Il interroge la frontière à beaucoup d’égards :
- Par son sujet, autour de l’exil
- Par sa forme, faisant se rejoindre photographie et philosophie
- Par les choix faits dans ces deux domaines :
- celui de la photographie documentaire opposée aux impératifs du reportage, et pour cela marginale par rapport au main-stream photographique de l’imagerie de magazine
- celui d’une philosophie de terrain opposée à une pensée métaphysique ou à une recherche phénoménologique, interrogeant le rapport à une réalité politique.

La marginalité de ces travaux relativement à la discipline qu’ils représentent signifie pour nous un refus d’être assignés aux termes convenus d’une recherche académique ou balisée dans nos deux disciplines.
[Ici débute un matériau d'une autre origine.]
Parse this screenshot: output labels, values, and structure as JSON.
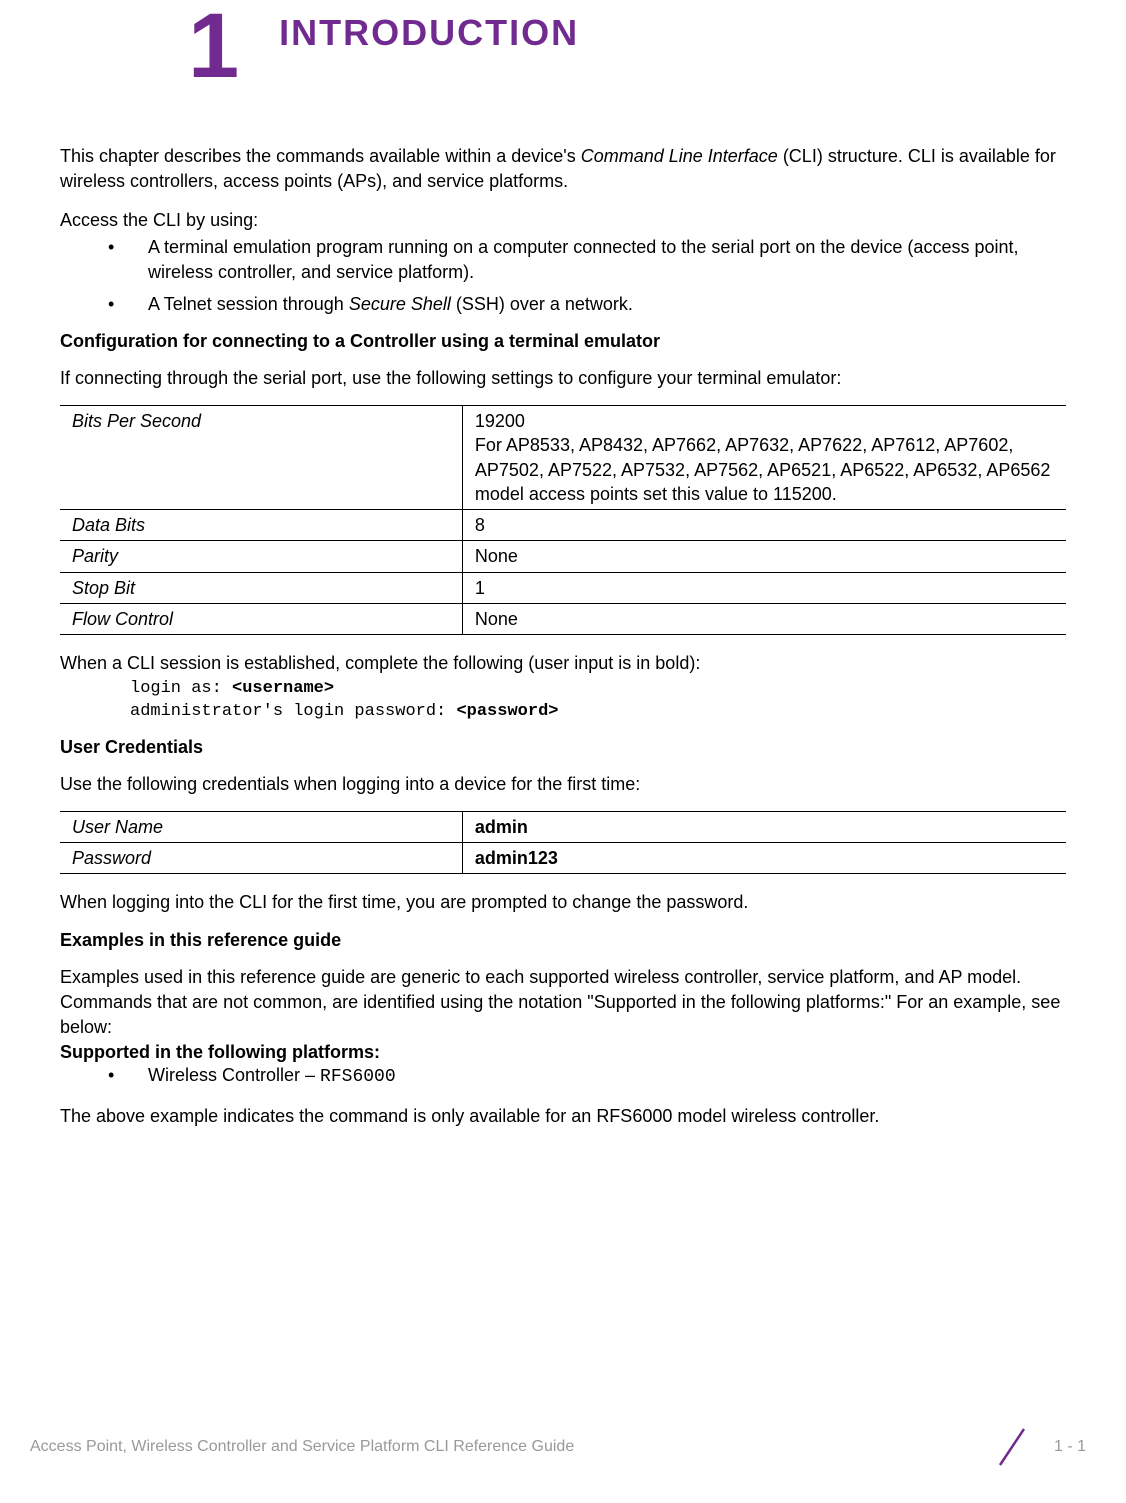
{
  "chapter": {
    "number": "1",
    "title": "INTRODUCTION"
  },
  "intro": {
    "p1a": "This chapter describes the commands available within a device's ",
    "p1b": "Command Line Interface",
    "p1c": " (CLI) structure. CLI is available for wireless controllers, access points (APs), and service platforms.",
    "p2": "Access the CLI by using:",
    "bullet1": "A terminal emulation program running on a computer connected to the serial port on the device (access point, wireless controller, and service platform).",
    "bullet2a": "A Telnet session through ",
    "bullet2b": "Secure Shell",
    "bullet2c": " (SSH) over a network."
  },
  "config": {
    "heading": "Configuration for connecting to a Controller using a terminal emulator",
    "para": "If connecting through the serial port, use the following settings to configure your terminal emulator:",
    "rows": [
      {
        "label": "Bits Per Second",
        "value": "19200\nFor AP8533, AP8432, AP7662, AP7632, AP7622, AP7612, AP7602, AP7502, AP7522, AP7532, AP7562, AP6521, AP6522, AP6532, AP6562 model access points set this value to 115200."
      },
      {
        "label": "Data Bits",
        "value": "8"
      },
      {
        "label": "Parity",
        "value": "None"
      },
      {
        "label": "Stop Bit",
        "value": "1"
      },
      {
        "label": "Flow Control",
        "value": "None"
      }
    ],
    "after": "When a CLI session is established, complete the following (user input is in bold):",
    "code": {
      "line1a": "login as: ",
      "line1b": "<username>",
      "line2a": "administrator's login password: ",
      "line2b": "<password>"
    }
  },
  "creds": {
    "heading": "User Credentials",
    "para": "Use the following credentials when logging into a device for the first time:",
    "rows": [
      {
        "label": "User Name",
        "value": "admin"
      },
      {
        "label": "Password",
        "value": "admin123"
      }
    ],
    "after": "When logging into the CLI for the first time, you are prompted to change the password."
  },
  "examples": {
    "heading": "Examples in this reference guide",
    "para": "Examples used in this reference guide are generic to each supported wireless controller, service platform, and AP model. Commands that are not common, are identified using the notation \"Supported in the following platforms:\" For an example, see below:",
    "subheading": "Supported in the following platforms:",
    "bullet1a": "Wireless Controller – ",
    "bullet1b": "RFS6000",
    "after1": "The above example indicates the command is only available for ",
    "after2": "an ",
    "after3": "RFS6000 model wireless controller."
  },
  "footer": {
    "left": "Access Point, Wireless Controller and Service Platform CLI Reference Guide",
    "page": "1 - 1"
  }
}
Mais elle signifie aussi la rencontre entre deux formes de recherche, et la façon dont elles peuvent se potentialiser l’une l’autre et s’enrichir l’une par l’autre.

Ce croisement des deux disciplines, esthétique et philosophique, nous avons choisi de le mettre en œuvre sur plusieurs terrains, chaque fois dans un contexte politique spécifique : en Égypte en 2011, sur les événements liés à la chute du régime Moubarak au Caire et à Alexandrie ; au Chili en 2012, sur la relation entre les violences passées, les formes de violence contemporaines et l’état des revendications ; en Turquie en 2013, sur le mouvement de contestation autour du Parc Gezi à Istambul ; en Bulgarie en 2014, sur les immolations qui ont eu lieu autour du mouvement de protestation de l’année 2013-2014.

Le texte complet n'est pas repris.